Кабиры: «Мы пришли приветствовать тебя как господина низшей природы».
Я: «Вы говорите со мной? Я ваш господин?»
Кабиры: «Ты не был им, но сейчас это так».
Я: «Вот, значит, как. Да будет так. Но что мне делать с вашим следованием за мной?»
Было это, как сейчас помню, в пятницу. Шибанов в Ленинграде своем задержался — ожидали его в среду, а он вернулся только в четверг к вечеру. Вернулся злой, так что похоже было — ничего у него не вышло, зря только казенное топливо пожег. Но нам он, понятное дело, не докладывался, пошел к товарищу Жоре и о чем-то они там допоздна разговаривали. А наутро будят нас в половине шестого, ни завтрака, ничего — даже умыться как следует не дали — сажают в грузовик и везут на аэродром. Там уже ждет бомбардировщик ТБ-3 — огромная такая махина, хоть полк на нем перевози. А к нему сзади привязан маленький пузатый самолетик, выкрашенный в желто-зеленые защитные цвета — деревянный, ребята! Деревянный, как табуретка!

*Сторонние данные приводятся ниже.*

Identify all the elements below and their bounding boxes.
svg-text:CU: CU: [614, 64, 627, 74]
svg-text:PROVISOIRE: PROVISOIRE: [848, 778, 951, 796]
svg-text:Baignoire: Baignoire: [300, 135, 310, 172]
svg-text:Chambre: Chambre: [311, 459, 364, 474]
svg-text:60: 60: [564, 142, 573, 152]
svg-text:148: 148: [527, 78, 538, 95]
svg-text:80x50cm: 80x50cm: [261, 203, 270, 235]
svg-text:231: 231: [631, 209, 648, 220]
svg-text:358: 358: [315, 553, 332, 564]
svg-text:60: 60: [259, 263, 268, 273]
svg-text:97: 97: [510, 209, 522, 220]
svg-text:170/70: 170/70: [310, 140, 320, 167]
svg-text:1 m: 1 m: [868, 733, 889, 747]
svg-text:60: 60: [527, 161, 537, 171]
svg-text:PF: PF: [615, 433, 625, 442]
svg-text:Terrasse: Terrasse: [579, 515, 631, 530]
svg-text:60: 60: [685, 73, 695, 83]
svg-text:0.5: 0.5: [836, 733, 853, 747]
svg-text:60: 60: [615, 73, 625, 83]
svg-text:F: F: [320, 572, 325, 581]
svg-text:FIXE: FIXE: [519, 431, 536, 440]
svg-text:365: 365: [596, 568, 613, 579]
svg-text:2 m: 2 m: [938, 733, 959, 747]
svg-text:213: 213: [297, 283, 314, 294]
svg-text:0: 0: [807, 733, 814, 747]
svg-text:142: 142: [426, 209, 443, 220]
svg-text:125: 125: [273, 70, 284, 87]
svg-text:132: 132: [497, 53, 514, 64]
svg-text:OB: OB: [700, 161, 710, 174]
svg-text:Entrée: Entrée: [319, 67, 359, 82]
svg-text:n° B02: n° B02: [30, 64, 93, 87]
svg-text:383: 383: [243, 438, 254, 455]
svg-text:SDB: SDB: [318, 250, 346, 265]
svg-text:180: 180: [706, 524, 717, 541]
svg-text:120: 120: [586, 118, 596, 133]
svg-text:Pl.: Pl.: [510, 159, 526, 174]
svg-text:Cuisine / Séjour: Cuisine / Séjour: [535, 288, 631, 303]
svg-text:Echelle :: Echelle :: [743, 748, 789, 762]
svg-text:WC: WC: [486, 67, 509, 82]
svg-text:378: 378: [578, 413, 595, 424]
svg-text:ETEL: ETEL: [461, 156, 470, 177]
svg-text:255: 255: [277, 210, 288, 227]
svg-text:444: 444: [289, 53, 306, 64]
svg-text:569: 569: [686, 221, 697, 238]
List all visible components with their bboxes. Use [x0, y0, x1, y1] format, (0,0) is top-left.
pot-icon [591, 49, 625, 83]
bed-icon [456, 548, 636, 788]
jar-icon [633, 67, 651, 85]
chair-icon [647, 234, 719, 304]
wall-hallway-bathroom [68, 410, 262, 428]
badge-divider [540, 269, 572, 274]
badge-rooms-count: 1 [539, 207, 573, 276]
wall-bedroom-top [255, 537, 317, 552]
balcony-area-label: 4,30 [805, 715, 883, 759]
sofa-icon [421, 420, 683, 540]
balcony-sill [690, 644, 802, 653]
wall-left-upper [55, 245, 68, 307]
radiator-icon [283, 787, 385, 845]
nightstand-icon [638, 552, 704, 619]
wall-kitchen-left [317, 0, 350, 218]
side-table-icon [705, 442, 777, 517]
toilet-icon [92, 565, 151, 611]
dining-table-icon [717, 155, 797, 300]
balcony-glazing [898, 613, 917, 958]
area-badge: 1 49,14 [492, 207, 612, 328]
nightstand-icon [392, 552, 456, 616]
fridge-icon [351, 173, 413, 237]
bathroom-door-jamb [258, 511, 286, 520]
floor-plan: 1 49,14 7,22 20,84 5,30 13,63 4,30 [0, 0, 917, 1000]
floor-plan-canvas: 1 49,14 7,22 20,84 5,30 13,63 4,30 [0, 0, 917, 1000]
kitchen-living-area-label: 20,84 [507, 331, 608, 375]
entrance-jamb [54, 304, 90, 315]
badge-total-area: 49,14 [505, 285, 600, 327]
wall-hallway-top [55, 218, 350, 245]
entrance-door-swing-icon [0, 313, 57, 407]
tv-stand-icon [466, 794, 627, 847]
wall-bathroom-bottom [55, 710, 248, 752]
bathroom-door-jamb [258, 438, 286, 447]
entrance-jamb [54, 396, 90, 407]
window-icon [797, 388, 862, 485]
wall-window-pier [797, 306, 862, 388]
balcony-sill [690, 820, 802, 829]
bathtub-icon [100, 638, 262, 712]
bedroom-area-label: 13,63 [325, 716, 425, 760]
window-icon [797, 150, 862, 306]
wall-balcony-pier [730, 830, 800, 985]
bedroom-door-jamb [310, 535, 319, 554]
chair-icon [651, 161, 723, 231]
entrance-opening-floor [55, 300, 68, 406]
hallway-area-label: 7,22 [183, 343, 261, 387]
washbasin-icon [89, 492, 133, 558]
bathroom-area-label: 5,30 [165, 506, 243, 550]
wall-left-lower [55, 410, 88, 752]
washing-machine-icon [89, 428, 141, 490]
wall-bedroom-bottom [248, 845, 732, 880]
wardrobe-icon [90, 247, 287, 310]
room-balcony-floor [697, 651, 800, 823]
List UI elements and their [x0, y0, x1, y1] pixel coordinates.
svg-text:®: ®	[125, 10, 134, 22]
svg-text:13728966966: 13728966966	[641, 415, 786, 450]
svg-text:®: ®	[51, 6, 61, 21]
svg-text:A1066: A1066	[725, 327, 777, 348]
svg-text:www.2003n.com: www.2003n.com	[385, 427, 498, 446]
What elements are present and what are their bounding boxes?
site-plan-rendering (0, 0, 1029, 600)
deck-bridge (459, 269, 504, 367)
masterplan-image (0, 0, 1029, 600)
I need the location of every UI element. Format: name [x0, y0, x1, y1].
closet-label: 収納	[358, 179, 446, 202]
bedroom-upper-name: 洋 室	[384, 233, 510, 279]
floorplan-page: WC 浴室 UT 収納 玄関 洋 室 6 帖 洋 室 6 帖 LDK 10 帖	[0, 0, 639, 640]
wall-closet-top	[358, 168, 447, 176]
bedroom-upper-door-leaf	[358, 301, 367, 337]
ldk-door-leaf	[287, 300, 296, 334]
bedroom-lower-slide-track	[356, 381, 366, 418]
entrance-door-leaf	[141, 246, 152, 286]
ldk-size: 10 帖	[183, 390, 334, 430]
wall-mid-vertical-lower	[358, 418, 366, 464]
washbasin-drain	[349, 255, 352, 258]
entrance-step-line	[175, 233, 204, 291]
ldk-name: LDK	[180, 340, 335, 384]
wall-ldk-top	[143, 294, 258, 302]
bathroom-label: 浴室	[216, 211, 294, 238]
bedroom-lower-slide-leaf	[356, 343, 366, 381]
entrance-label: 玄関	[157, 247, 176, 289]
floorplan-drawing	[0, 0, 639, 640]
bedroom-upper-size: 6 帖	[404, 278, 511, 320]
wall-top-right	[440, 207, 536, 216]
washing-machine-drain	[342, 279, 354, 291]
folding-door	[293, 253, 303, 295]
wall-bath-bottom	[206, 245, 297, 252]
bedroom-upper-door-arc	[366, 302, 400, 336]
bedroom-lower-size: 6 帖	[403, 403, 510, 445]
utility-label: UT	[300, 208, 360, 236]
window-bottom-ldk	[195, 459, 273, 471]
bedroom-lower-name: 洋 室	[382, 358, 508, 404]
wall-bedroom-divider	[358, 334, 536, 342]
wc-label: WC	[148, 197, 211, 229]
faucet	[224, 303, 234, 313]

Кабиры: «Мы несем то, что не должно выносить снизу вверх. Мы соки, что поднимаются втайне, не под действием силы, а высосанные инерцией и присовокупленные к растущему. Мы знаем неведомые пути и непостижимые законы живой материи. Мы выносим вверх то, что дремлет в недрах земли, то, что мертво и тем не менее входит к живым. Мы делаем это медленно и легко, чего не достигнуть человеческим путем. Мы свершаем то, что для тебя невозможно».
Даже У-2, которые фрицы называли «рус фанэр», и то больше похожи на самолет, чем это изделие мебельной промышленности. Стоим, дивимся, а товарищ командир нам показывает — залезайте, мол. Не сомневайтесь, туда, туда. Ну, погрузились. Ранцы с парашютами с собой, это уж как обычно. С какой, спрашиваю, высоты на этот раз прыгать будем?